Fairbanks Field Office
Corps of Engineers – Regulatory
460-2802 (cell phone, please leave message)
Understandably the mining industry in Alaska was not impressed. Here is what they sent out to their members in response:
Attached is an email I received from Leslie Tose with the U.S. Army Corps of Engineers about the flights over mining operations happening this week, ending today. From what I understand, she distributed this to all Interior mining operations, and I incorporated this into last Friday’s Executive Director report, so I am hopeful you have seen this notice by now.
This week, I heard concerns from members about the tactic of the Corps using blackhawk helicopters to do site visits and flights over operations. I have been provided with information about past federal helicopter activity that was no question beyond inappropriate, but it is my impression that is not what happened here.

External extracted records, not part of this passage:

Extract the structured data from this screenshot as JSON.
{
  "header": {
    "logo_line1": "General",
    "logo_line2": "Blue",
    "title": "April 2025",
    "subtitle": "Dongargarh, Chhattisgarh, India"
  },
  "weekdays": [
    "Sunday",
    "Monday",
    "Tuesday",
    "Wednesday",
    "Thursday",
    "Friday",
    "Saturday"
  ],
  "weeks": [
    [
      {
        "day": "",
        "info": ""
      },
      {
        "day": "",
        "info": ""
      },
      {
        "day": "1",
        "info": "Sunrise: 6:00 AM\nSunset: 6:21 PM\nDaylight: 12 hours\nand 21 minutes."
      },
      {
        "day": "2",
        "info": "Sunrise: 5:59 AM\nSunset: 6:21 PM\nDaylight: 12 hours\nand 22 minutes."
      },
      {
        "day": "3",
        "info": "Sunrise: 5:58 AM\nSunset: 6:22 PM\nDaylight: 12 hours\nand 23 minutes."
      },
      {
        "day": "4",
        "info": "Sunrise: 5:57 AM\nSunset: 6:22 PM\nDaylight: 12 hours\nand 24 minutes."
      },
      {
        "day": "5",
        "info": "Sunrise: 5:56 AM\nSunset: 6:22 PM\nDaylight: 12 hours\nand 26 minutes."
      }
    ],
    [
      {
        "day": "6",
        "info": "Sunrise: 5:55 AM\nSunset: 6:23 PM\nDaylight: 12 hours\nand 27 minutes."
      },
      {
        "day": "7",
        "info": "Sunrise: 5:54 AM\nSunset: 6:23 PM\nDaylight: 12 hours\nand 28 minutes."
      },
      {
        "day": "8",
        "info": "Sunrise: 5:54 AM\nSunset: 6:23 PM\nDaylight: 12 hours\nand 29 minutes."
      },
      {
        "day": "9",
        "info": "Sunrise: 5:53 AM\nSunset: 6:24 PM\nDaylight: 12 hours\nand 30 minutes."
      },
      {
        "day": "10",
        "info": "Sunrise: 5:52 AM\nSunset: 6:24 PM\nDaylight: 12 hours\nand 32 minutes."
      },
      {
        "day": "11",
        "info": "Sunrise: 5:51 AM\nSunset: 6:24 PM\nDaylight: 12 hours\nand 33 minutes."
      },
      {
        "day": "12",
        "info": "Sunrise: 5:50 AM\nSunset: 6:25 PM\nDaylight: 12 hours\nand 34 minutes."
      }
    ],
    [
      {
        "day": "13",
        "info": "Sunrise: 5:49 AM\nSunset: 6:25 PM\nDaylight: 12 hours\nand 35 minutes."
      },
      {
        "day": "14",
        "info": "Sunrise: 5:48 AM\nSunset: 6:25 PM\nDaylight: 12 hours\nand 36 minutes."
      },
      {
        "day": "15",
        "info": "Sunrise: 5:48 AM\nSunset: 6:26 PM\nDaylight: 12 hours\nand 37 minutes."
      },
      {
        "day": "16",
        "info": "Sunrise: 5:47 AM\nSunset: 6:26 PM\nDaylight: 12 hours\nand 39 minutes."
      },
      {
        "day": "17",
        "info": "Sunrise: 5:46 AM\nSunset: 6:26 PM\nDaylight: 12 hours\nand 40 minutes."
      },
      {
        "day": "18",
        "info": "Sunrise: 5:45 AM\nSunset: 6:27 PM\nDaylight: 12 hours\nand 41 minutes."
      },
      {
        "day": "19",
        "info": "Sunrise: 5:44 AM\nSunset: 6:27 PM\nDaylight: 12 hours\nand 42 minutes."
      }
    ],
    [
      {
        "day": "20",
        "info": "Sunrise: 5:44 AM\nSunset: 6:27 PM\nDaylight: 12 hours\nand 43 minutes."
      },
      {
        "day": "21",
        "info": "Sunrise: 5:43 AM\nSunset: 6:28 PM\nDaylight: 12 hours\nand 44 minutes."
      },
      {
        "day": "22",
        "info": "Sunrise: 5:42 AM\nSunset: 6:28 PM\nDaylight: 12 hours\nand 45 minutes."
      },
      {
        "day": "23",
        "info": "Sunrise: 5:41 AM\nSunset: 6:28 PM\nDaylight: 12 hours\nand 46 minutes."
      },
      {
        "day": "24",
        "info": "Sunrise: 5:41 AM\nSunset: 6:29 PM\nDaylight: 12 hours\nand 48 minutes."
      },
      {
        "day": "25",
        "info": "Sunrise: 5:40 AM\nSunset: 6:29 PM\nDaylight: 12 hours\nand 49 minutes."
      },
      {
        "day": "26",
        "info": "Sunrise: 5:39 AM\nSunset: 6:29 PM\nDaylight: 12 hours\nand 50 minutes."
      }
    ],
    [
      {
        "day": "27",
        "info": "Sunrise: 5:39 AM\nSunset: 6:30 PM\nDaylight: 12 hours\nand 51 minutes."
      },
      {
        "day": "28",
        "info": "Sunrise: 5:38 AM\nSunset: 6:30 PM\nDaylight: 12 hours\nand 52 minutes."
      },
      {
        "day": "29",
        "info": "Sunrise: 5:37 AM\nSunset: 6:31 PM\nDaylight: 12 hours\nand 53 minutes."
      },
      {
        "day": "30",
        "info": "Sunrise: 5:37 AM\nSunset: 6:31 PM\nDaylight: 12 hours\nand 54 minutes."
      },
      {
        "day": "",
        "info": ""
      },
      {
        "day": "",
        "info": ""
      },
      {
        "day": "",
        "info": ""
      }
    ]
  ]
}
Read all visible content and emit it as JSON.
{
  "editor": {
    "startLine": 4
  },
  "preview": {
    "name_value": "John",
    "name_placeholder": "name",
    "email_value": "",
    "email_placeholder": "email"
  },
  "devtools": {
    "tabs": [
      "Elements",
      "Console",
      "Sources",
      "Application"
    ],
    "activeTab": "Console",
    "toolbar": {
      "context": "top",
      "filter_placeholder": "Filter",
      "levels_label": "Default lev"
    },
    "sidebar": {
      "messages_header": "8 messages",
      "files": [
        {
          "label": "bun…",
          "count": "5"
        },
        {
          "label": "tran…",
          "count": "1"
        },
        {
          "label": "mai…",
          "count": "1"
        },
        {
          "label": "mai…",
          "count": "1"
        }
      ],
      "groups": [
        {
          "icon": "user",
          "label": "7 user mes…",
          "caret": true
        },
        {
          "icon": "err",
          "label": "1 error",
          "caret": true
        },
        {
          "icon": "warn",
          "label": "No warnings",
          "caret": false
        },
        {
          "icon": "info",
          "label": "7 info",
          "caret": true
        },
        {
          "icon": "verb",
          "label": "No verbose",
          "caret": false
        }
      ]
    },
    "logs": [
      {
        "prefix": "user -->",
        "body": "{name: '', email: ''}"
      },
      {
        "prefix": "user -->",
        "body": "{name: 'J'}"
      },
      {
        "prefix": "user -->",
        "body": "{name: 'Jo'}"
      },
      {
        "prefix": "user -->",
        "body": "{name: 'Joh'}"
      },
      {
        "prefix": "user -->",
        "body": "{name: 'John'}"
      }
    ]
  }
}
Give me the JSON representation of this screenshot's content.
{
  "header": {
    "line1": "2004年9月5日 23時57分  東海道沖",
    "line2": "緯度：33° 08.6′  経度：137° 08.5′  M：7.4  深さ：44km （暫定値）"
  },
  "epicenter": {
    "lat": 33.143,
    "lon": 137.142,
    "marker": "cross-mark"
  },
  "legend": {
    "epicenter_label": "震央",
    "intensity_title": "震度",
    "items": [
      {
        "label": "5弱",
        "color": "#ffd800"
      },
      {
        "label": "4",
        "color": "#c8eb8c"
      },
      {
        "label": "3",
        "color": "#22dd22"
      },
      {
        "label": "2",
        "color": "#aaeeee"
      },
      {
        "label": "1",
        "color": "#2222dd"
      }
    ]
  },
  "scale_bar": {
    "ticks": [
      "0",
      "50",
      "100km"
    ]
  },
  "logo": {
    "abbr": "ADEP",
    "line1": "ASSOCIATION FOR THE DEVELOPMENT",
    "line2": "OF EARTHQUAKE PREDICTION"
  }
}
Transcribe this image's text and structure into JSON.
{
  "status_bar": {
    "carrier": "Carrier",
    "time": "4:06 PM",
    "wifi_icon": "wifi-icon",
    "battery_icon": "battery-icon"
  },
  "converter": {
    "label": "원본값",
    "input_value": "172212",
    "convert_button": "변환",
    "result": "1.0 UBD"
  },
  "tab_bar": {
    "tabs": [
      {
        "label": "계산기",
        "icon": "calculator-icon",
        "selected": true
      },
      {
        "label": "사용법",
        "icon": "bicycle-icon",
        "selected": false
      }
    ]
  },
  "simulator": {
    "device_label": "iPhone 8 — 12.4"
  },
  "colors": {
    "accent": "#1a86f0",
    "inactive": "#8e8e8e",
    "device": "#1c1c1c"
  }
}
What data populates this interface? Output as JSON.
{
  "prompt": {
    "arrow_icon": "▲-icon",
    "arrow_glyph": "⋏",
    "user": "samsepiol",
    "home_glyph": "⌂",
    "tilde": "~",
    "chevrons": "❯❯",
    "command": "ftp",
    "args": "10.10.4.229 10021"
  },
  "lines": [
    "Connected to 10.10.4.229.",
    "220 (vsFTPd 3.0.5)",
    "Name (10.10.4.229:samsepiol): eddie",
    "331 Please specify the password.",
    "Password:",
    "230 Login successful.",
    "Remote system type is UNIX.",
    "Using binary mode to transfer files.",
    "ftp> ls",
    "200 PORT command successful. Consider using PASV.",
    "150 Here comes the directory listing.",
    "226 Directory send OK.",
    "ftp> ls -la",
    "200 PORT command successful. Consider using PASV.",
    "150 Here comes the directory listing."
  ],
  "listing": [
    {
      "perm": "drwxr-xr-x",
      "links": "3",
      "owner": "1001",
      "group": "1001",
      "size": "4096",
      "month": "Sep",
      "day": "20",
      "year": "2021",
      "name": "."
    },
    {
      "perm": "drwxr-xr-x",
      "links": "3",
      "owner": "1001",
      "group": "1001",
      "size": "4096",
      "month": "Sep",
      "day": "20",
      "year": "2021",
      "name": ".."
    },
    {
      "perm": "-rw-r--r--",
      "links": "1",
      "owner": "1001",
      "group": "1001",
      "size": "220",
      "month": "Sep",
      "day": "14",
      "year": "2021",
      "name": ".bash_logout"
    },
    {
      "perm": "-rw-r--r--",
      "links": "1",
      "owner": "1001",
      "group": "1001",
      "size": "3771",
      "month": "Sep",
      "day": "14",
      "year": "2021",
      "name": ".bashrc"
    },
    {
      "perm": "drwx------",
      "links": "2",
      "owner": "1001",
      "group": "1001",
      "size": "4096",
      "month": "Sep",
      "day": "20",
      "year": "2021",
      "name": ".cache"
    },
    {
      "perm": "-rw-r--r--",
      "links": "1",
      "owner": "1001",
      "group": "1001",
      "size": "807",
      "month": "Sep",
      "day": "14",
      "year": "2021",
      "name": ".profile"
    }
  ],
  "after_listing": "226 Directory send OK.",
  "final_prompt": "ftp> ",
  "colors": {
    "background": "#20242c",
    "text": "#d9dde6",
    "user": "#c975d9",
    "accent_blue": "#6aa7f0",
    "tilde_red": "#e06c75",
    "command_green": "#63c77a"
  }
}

In the past year, when the Corps instituted the requirement for aerial photography of mining operations, we raised concern that having that done would be far too expensive for miners. We have also asked for their permits to be more simple and efficient, and to understand the uniqueness of Alaskan mining operations. I feel the Corps asked to ride along on military exercises to offer alternative means for aerial photos and gather information for a new, better General Permit, two things we stand to benefit from. Ultimately, I think we want them to do their work, which we know is on a limited budget, without passing those costs on to the mining industry.
If we make these flights an issue, we must be prepared to incur the costs of aerial photography and other mining regulation the Corps undertakes. Otherwise, we should be agreeable to saving the public money, provided this is done responsibly by the Corps. If I learn that these flights are used to make actions we find to be inappropriate, I will be the first to act in opposition. But in the meantime, I believe we should let wait to see what the Corps does with information gathered on the flights.
I have requested a meeting with Leslie Tose in mid September to update me on the flights, the routes they took, the information they gathered, and any other applicable details. I will keep you all apprised as to what I find out.
Please don’t hesitate to contact me if you have any questions.
At this rate every regulatory agency will have a drone over each mine and will be calling in issues on a 24/7 basis.